Der moderne OSC Lille ist ein Kind des freien Frankreichs. Am 23. September 1944, drei Wochen nach der Befreiung der Stadt durch die Westalliierten, hatten die Klubs Olympique Lillois und SC Fives, wohl um eine unrühmliche Vergangenheit hinter sich zu lassen, fusioniert und den Namen Olympique Sporting Club angenommen. Seitdem hat der Verein nicht nur bei französischen Historikern, Patrioten und Fans einen besonderen Klang, sondern vor allem auch international. Ältere Semester werden sich vielleicht noch an das goldene Jahrzehnt zwischen 1946 und 1955 erinnern, als Lille zwei Mal den nationalen Meister- und fünf Mal den Cup-Titel gewann.
Danach herrschte mehr als ein halbes Jahrhundert Funkstille, es folgte eine schwierige Zeit, in der der OSC häufig den Aufzug in die unteren Ligen nehmen musste, ja 1969/70 sogar in den Amateurbereich abrutschte. Bis dann mit Claude Puel (2002 bis 2008) und Rudi Garcia (2008 bis 2013), dem späteren Langzeitcoach von Olympique Lyon, zwei Trainer die Bühne betraten, die das Unmögliche möglich machten: Erstmals nach 50 Jahren wurde Lille 2005 Vizemeister, sechs Jahre später holte man mit Garcia das Double. International stieg man beide Male ins Achtelfinale des Uefa-Pokals (danach Europa League) auf.
Der größte Coup gelang Lille, das sich nach diesem Höhenflug erst fangen musste und zwischen 2013 und 2017 nicht weniger als acht Trainer verschliss, aber in der Corona-Saison 2020/21. Nicht nur konnte man mit einem einzigen Punkt Vorsprung Paris Saint Germain knapp den Meistertitel wegschnappen, auch eroberten die Doggen, wie sie genannt werden, zum ersten Mal die französische Supercup-Trophäe.
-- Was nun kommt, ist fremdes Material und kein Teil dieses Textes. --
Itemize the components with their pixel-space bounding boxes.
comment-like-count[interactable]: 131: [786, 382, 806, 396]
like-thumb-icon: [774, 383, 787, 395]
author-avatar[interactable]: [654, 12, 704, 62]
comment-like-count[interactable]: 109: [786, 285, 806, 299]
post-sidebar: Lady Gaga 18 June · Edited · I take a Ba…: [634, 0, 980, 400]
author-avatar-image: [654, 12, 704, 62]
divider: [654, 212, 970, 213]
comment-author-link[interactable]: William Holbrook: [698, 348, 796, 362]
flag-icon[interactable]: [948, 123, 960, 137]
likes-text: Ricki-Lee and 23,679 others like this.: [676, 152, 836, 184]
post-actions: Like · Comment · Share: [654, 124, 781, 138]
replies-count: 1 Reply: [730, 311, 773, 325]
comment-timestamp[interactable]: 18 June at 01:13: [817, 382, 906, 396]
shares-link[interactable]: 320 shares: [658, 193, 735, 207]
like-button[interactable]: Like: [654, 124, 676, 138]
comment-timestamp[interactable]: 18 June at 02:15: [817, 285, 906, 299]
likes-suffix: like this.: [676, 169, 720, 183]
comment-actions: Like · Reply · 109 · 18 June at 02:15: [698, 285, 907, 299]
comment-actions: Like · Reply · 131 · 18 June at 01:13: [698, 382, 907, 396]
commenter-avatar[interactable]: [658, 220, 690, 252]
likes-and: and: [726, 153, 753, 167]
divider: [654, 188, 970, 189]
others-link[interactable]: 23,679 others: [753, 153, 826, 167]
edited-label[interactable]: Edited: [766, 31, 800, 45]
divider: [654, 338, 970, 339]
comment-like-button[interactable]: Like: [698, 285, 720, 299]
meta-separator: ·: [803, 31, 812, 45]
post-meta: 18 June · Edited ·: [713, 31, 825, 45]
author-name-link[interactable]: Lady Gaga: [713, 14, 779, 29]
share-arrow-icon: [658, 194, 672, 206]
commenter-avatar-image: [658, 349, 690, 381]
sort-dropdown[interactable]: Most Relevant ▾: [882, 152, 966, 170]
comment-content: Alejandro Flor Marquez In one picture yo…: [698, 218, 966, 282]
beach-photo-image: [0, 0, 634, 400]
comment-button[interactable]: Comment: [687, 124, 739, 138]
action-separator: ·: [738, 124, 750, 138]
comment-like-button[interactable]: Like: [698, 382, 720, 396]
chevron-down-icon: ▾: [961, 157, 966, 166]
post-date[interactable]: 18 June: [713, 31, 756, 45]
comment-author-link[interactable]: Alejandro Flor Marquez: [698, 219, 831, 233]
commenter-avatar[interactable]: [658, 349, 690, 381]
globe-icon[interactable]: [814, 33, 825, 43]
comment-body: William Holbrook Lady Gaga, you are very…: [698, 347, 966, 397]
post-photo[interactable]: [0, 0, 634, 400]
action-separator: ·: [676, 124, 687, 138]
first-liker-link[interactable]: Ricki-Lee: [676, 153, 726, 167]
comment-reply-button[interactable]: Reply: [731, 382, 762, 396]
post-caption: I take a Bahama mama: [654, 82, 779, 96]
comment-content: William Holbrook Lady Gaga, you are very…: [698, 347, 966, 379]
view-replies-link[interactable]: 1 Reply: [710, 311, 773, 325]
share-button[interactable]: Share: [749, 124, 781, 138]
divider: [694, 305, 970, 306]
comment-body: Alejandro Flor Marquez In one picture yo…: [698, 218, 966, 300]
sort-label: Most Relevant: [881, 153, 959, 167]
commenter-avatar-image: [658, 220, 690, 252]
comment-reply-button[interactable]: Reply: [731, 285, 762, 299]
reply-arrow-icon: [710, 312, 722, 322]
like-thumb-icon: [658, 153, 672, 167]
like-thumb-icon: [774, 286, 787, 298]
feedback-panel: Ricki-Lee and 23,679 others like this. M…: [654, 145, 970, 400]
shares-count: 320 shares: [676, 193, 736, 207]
Für das alles verantwortlich war vor allem ein Mann: Christophe Galtier. Ein Coach, der vielen nicht nur wegen der beiden Titel für Lille, sondern auch seines völlig überraschenden Rücktritts zwei Tage nach er Meisterfeier in Erinnerung blieb. "Ich glaube einfach, dass meine Zeit hier abgelaufen ist", sagte er und nahm am Höhepunkt seiner Karriere den Hut. Nun liegt es an Nachfolger Jocelyn Gourvennec, den Klub durch die Champions-League-Gruppenphase zu führen.
Salzburgs Verteidigerproblem
Dass der OSC im Auftaktspiel der Gruppe G, wo auch Red Bull Salzburg und der FC Sevilla warten, gegen Wolfsburg nicht über ein 1:1 hinauskam, muss noch nichts bedeuten. Für die Salzburger wird das Heimspiel gegen die Franzosen am Mittwoch (21 Uhr/Servus TV/Sky) jedenfalls kein Spaziergang. Einen klaren Favoriten gibt es nicht, und vermutlich hat der verletzte Spielgestalter Zlatko Junuzovic recht, wenn er von einem "Fifty-Fifty-Spiel" spricht. Trainer Matthias Jaissle sieht es ähnlich: "Lille hat unfassbare Qualität, vor allem in der Offensive. Da müssen wir auf der Hut sein", sagte er. "In Summe ist Lille eine spielstarke Mannschaft, die mit Ball viele interessante Muster spielt."
Ein Problem gibt es dennoch: Salzburg gehen fast die Innenverteidiger aus. Allein Jaissle wischte die Angelegenheit am Dienstag rasch beiseite ("Der Kader bringt in der Breite Qualität mit") und sah die Lage in der Defensive entspannt. Zwar fehlen in Oumar Solet, Kamil Piatkowski und Albert Vallci drei Akteure verletzt, dafür schaute es bei einem vierten, Maximilian Wöber, am Dienstag mit einem Comeback "ganz gut aus".
Um als erstes ÖFB-Team seit Sturm Graz im Jahr 2000 in der Königsklasse zu überwintern, ist für die Salzburger fast ein Heimsieg gegen Lille nötig. Den Doggen geht es nicht anders, und sie dürfen zuversichtlich sein. Lille ist nicht nur ein Kind des freien Frankreichs, es ist auch aktuell der beste Verein Frankreichs. Zumindest auf dem Papier.